Please set output buffer to MOD32 and test whether it is fixed.

BTW the OMX component use memcpy to transmit picture which is not efficient. In Rockchip libstagefright we use zero copy from decoder to render which introduce some private interface which make it difficult to use libstagefright from native layer.

If you need more infomation about that feel free to contact me.
(2013-02-22, 08:46)Herman.Chen Wrote: The rockchip OMX component output buffer normally is MOD16. That is correct. We do not use the published width/height of a stream.

But due to RK3066's GPU hardware limit, the RK3066 OMX component output buffer is 32 bytes align on width and 16 bytes align on height.
So sorry for inconvenience.
Please set output buffer to MOD32 and test whether it is fixed.

I'm not a developer of XBMC, but I want to say thank you for your contribution to open community Smile I hope it will help development.

(2013-02-22, 08:46)Herman.Chen Wrote: BTW the OMX component use memcpy to transmit picture which is not efficient. In Rockchip libstagefright we use zero copy from decoder to render which introduce some private interface which make it difficult to use libstagefright from native layer.

If you need more infomation about that feel free to contact me.

I guess RK3066 has/uses 2D accelerator (such as overlay and scaler) to show decoded frame on screen, correct?
I can see some references for /dev/rga and /dev/rk29-ipp in some libraries.
Hi Chen having this interface for XBMC like in RKPlayer and Direct to Display instead of memcpy would be indeed much more efficient, hope we can get to that point while still rendering Subtitles and GUI on top Smile
I guess these strange rendering and kernel crashes @ 1080p in XBMC we are experiencing currently are coming from the GPU driver then, though why does it work to disable 1 core and get more stable playback (without any rendering issues, though still occasional crashes) ?

I guess nothing has changed for the now released RK3188 in terms of this GPU output buffer Limitation ?

PS: It's nice to see Rockchip being interested in helping out reaching a broader audience with their Hardware and filling demands Smile
I hope Koying you didn't mind me contacting Herman via email yesterday after I read your reluctants to do so.

I also want to thank you personally Herman for bothering to answer my email and to join in the thread here. I'm hoping that we can now solve the issue of hardwear acceleration for the RK3066 chip set.

Hermans response to my mail

Hi Peter,
Thanks for you letter.
The rockchip OMX component output buffer normally is MOD16. That is correct.
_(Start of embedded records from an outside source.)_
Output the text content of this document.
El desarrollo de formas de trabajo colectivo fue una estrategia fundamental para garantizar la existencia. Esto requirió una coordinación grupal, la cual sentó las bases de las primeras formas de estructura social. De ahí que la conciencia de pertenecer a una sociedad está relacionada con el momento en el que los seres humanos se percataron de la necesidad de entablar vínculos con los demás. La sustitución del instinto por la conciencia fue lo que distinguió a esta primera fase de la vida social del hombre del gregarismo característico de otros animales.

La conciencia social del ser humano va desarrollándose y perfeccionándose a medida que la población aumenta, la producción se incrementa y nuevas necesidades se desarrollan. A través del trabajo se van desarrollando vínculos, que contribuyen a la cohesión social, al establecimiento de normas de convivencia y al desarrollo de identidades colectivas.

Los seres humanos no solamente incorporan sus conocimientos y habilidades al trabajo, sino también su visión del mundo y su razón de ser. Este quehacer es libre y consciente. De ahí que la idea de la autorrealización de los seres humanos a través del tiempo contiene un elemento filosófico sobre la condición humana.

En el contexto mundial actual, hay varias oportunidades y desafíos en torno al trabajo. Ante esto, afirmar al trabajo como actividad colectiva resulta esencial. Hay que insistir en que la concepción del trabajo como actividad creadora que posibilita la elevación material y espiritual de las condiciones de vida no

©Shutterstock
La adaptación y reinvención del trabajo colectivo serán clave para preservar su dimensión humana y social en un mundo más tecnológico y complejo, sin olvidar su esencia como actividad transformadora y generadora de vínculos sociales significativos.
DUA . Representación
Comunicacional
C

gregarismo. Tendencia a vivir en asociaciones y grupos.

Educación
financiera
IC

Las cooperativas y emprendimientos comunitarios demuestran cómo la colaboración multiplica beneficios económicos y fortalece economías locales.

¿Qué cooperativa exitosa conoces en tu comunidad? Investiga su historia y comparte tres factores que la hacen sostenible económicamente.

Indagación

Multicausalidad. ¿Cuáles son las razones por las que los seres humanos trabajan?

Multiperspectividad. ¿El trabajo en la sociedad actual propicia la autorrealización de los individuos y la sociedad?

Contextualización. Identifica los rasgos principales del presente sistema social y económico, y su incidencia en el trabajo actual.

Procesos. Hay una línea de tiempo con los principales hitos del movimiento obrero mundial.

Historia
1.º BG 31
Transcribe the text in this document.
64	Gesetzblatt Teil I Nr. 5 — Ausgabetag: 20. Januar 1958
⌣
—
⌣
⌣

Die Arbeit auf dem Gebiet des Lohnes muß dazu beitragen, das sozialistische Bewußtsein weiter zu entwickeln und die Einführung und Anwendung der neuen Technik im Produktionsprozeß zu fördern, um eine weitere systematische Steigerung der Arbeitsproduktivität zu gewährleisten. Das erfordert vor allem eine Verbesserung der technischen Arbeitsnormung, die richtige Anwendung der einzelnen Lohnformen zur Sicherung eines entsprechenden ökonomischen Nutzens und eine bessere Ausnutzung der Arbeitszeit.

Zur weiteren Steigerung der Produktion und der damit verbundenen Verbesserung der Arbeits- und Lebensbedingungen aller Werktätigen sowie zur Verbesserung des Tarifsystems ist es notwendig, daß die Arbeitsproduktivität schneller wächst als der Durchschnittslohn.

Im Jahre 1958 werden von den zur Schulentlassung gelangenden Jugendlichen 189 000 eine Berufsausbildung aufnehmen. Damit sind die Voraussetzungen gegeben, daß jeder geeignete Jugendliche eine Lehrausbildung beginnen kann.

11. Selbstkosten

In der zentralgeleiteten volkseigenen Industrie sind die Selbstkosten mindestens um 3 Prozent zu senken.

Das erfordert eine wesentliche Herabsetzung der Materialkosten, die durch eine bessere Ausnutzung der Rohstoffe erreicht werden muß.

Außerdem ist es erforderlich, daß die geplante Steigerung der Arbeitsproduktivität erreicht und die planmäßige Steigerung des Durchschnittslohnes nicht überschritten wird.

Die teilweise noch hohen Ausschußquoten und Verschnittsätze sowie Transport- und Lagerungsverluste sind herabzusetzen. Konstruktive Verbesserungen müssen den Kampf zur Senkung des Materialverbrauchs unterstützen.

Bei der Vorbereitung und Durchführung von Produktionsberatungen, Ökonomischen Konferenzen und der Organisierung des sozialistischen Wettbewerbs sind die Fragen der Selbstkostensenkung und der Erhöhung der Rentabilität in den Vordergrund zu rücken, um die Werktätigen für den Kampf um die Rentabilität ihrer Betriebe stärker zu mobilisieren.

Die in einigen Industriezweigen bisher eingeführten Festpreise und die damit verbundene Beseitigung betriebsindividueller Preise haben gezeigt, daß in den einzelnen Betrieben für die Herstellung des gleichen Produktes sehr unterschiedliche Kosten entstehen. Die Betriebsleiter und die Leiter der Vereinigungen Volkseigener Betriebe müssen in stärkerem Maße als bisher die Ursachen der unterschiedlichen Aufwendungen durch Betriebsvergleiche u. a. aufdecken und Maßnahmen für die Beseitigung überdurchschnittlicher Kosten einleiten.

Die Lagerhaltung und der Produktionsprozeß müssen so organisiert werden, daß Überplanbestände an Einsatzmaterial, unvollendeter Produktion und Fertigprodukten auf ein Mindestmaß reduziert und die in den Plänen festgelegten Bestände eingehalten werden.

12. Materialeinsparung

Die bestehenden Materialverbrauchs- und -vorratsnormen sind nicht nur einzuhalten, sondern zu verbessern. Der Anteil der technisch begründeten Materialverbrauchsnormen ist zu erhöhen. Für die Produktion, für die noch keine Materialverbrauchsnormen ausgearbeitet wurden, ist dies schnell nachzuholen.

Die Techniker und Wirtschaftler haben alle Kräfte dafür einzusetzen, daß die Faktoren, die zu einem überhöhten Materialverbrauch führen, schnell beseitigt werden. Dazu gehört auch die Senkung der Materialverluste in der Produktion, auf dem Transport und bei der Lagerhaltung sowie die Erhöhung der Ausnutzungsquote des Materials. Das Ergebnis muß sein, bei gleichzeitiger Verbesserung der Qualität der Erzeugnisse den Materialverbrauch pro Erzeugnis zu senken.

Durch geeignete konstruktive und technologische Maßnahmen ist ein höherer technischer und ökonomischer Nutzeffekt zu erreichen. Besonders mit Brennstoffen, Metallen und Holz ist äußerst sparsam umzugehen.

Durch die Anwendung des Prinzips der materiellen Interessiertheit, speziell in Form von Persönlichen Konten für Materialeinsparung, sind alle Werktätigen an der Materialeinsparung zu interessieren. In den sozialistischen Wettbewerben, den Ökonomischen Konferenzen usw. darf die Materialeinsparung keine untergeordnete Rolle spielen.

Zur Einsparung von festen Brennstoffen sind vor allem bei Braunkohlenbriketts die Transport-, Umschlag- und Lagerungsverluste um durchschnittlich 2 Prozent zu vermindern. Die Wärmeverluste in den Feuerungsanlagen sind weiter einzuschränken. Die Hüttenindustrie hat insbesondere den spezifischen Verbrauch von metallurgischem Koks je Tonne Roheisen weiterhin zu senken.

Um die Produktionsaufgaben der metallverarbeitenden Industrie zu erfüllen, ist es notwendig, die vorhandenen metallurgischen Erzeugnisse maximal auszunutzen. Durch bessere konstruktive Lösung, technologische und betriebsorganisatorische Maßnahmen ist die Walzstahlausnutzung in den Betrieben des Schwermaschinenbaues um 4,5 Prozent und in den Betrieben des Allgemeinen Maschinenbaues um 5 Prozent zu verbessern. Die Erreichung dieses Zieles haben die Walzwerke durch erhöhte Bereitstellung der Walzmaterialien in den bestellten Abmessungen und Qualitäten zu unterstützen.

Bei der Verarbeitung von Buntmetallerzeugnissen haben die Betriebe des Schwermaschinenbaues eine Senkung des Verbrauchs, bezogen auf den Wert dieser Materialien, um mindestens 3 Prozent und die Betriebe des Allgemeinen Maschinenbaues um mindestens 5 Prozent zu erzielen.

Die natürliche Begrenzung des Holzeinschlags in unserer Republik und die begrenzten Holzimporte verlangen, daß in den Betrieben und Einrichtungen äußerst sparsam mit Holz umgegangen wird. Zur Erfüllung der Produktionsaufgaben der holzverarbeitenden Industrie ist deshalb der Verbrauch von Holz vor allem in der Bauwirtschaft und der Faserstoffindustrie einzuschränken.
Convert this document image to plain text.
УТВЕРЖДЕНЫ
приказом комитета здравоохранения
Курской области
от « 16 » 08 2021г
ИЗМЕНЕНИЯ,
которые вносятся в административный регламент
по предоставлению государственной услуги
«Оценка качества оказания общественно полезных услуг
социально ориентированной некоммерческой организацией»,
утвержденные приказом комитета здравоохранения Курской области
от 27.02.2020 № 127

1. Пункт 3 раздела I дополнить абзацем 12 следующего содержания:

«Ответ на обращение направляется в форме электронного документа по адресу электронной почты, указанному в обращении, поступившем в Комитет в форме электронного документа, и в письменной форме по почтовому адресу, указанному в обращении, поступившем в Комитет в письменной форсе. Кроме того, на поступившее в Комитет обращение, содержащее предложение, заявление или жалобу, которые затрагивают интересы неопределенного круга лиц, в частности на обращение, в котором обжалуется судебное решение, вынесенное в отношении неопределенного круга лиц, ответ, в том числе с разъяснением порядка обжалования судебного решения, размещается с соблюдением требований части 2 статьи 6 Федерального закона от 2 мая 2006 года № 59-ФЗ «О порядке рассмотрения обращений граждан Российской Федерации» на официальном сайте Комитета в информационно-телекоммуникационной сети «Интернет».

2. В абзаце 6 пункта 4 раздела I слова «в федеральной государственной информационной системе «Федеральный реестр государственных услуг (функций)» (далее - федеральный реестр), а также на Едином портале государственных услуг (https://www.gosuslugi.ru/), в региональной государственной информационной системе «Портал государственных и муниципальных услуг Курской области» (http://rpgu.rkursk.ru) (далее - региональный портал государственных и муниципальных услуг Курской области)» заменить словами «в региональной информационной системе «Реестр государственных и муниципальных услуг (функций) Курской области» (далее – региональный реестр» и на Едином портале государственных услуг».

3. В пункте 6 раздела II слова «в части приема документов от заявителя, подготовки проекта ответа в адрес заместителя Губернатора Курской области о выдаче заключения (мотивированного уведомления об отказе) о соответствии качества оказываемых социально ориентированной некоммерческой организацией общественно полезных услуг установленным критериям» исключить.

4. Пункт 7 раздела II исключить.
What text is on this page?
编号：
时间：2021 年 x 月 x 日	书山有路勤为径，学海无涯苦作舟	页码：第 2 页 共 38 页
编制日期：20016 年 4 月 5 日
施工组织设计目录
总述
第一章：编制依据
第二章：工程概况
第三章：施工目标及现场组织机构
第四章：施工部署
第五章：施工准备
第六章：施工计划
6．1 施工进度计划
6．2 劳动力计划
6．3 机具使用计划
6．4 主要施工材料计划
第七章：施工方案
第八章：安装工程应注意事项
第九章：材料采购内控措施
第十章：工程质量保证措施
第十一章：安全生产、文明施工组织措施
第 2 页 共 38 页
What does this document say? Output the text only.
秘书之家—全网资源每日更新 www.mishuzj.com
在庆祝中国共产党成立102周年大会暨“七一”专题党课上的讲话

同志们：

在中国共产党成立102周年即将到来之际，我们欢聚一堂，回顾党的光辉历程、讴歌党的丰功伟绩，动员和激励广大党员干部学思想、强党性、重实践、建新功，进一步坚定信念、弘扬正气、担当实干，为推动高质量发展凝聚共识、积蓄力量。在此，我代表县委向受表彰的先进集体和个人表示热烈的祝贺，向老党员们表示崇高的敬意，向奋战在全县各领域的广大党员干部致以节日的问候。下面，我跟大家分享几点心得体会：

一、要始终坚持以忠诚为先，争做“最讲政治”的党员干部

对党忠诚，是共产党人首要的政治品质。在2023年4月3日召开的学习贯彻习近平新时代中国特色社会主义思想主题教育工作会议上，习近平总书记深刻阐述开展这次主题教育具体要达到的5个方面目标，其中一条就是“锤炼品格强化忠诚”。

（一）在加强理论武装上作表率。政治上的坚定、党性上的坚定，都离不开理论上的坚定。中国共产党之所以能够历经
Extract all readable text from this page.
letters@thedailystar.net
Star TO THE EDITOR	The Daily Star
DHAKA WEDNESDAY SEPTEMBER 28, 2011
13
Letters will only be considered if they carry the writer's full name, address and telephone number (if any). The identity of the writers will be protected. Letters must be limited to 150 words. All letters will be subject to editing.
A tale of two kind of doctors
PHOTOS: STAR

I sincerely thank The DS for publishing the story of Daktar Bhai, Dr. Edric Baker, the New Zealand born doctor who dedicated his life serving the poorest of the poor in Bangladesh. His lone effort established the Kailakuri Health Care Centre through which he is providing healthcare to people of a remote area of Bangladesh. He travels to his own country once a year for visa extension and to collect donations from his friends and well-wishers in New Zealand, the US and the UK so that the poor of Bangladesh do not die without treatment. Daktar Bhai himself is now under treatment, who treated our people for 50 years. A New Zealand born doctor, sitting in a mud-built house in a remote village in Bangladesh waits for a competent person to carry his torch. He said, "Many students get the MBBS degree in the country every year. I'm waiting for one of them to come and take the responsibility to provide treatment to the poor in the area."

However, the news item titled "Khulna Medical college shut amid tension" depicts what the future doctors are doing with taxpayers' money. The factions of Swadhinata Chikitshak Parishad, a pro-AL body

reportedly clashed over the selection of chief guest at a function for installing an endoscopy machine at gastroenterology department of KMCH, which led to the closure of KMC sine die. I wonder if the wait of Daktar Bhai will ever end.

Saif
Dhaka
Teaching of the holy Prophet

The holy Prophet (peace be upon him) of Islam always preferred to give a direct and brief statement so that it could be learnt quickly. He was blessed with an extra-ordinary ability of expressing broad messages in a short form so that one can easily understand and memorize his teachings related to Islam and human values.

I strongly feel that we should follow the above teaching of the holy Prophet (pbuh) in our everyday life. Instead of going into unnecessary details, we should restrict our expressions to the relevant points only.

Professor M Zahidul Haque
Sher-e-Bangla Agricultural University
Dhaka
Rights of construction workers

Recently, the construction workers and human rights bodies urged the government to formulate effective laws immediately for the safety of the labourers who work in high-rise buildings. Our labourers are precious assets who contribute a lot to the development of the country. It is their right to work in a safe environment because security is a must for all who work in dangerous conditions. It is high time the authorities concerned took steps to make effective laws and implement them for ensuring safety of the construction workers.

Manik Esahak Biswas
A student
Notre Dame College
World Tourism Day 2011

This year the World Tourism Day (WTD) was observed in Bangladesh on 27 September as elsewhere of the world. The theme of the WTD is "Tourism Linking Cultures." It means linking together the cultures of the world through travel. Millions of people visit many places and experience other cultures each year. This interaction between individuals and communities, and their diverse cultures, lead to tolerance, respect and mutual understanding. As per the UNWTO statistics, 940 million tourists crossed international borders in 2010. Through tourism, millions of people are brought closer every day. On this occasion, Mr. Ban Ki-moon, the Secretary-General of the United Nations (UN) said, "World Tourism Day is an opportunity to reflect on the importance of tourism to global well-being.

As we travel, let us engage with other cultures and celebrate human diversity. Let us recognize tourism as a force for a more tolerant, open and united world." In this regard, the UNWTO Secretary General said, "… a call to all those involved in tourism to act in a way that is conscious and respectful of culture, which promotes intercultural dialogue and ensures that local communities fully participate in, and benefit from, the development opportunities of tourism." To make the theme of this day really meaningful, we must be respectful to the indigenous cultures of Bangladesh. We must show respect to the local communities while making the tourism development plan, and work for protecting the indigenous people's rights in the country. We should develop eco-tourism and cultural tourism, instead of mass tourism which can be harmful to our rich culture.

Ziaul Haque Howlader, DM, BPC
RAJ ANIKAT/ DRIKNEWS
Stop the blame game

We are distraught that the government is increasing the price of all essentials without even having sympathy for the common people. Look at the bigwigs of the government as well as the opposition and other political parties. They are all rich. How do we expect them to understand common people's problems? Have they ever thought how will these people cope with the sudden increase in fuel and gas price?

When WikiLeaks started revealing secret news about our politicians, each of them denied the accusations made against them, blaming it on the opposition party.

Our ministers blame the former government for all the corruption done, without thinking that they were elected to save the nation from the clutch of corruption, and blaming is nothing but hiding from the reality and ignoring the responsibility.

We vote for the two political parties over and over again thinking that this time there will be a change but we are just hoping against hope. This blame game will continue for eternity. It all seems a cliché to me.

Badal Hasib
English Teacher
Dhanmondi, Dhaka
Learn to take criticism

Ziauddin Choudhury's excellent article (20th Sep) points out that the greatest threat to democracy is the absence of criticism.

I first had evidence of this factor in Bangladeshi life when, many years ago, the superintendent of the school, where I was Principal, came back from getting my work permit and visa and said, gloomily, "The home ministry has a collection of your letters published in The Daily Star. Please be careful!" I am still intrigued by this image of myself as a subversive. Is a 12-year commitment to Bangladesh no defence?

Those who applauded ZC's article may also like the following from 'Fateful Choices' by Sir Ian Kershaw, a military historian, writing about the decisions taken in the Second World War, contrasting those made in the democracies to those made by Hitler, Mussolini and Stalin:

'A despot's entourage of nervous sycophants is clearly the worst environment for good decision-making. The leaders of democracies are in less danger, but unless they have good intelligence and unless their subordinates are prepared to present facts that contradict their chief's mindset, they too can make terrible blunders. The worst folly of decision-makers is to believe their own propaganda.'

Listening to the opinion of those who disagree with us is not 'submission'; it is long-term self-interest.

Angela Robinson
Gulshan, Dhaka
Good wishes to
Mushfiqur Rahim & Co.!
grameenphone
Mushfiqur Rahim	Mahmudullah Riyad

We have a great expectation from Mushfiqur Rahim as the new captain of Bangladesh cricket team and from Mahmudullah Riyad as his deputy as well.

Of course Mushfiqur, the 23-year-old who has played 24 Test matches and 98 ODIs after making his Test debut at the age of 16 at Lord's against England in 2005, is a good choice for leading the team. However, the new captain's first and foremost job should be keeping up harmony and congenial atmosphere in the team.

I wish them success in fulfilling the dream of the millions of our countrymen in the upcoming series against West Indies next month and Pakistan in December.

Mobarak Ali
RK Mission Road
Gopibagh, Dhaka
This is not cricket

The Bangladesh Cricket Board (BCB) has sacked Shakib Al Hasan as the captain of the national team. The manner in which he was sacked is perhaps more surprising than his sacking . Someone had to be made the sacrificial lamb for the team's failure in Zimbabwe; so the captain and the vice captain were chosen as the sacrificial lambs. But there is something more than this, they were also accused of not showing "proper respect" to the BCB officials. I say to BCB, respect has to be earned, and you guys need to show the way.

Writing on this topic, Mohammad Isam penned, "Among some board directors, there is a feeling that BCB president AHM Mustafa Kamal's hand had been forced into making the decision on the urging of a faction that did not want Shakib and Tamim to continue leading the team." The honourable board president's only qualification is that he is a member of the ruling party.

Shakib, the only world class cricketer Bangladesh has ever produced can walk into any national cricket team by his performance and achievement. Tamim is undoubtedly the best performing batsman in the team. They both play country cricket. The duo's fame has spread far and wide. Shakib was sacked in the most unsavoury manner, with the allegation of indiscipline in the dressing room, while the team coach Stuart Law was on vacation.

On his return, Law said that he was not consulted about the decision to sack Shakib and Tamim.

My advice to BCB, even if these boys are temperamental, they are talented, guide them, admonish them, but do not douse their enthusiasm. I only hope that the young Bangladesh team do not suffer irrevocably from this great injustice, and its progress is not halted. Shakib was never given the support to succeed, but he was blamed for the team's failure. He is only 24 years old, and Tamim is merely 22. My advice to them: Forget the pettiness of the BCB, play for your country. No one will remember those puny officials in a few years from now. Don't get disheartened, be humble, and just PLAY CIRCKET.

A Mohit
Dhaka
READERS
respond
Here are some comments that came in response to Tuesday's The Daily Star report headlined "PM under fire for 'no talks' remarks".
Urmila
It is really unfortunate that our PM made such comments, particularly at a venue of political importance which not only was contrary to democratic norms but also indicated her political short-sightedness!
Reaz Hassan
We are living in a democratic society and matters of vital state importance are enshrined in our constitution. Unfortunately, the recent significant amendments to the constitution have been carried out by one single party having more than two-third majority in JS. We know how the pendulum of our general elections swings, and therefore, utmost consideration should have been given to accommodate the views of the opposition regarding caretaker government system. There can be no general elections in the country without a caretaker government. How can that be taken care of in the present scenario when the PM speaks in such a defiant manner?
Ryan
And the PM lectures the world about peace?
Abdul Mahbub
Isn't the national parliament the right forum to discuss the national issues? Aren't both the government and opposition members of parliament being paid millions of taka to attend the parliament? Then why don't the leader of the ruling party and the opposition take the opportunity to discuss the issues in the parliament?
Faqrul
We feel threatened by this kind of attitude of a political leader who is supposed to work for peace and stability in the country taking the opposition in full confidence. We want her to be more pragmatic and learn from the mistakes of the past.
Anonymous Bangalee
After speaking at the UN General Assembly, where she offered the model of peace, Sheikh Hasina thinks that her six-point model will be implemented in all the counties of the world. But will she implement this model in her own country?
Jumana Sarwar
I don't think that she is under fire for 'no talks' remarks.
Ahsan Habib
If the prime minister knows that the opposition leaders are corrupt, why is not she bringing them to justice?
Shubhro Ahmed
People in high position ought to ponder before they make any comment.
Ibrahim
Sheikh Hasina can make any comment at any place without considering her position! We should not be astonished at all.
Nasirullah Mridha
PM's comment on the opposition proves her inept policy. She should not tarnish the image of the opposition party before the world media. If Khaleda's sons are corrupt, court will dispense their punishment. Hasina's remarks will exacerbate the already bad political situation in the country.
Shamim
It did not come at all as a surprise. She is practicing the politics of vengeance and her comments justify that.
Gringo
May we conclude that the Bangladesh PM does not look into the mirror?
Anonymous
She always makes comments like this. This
We do not use the published width/height of a stream.
 
But due to RK3066's GPU hardware limit, the RK3066 OMX component output buffer is 32 bytes align on width and 16bytes align on height.
So sorry for inconvenience.
You can set buffer to MOD32 and test whether it is fixed
 
Sorry for inconvenience again.
You can call me herman : )
Hi

I tested latest release 19/02 and when I tried to play one of my video xbmc crash.
It happen each time when I try to play it.
Logs: http://www.xbmclogs.com/show.php?id=1083

Btw. I tested also TED Talks plugin and I have just audio without video,
should I provide you some logs for that or this is know issue?

Best regards
Hi

I tested latest 02-19 on my odroid U2
720P is perfectly fine in official android ICS(2012-12-23),there are four working CPUs,but
720P is choppy in official android ICS(2013-01-03 and 2013-02-08),there are two or three
working CPUs。
I don't find out my log files.
Sorry,my English is poor.
(2013-02-22, 18:19)keithhuang Wrote: Hi

I tested latest 02-19 on my odroid U2
720P is perfectly fine in official android ICS(2012-12-23),there are four working CPUs,but
720P is choppy in official android ICS(2013-01-03 and 2013-02-08),there are two or three
working CPUs。
I don't find out my log files.
Sorry,my English is poor.

Keith, if possible try out the published JB 1.3.1 release from ODROID, the 2/19 XBMC release is working well for me running that OS release.
(2013-02-22, 08:46)Herman.Chen Wrote: Hi all, I am libstagefright developer from rockchip. I am Chen Hengming mail: [email protected]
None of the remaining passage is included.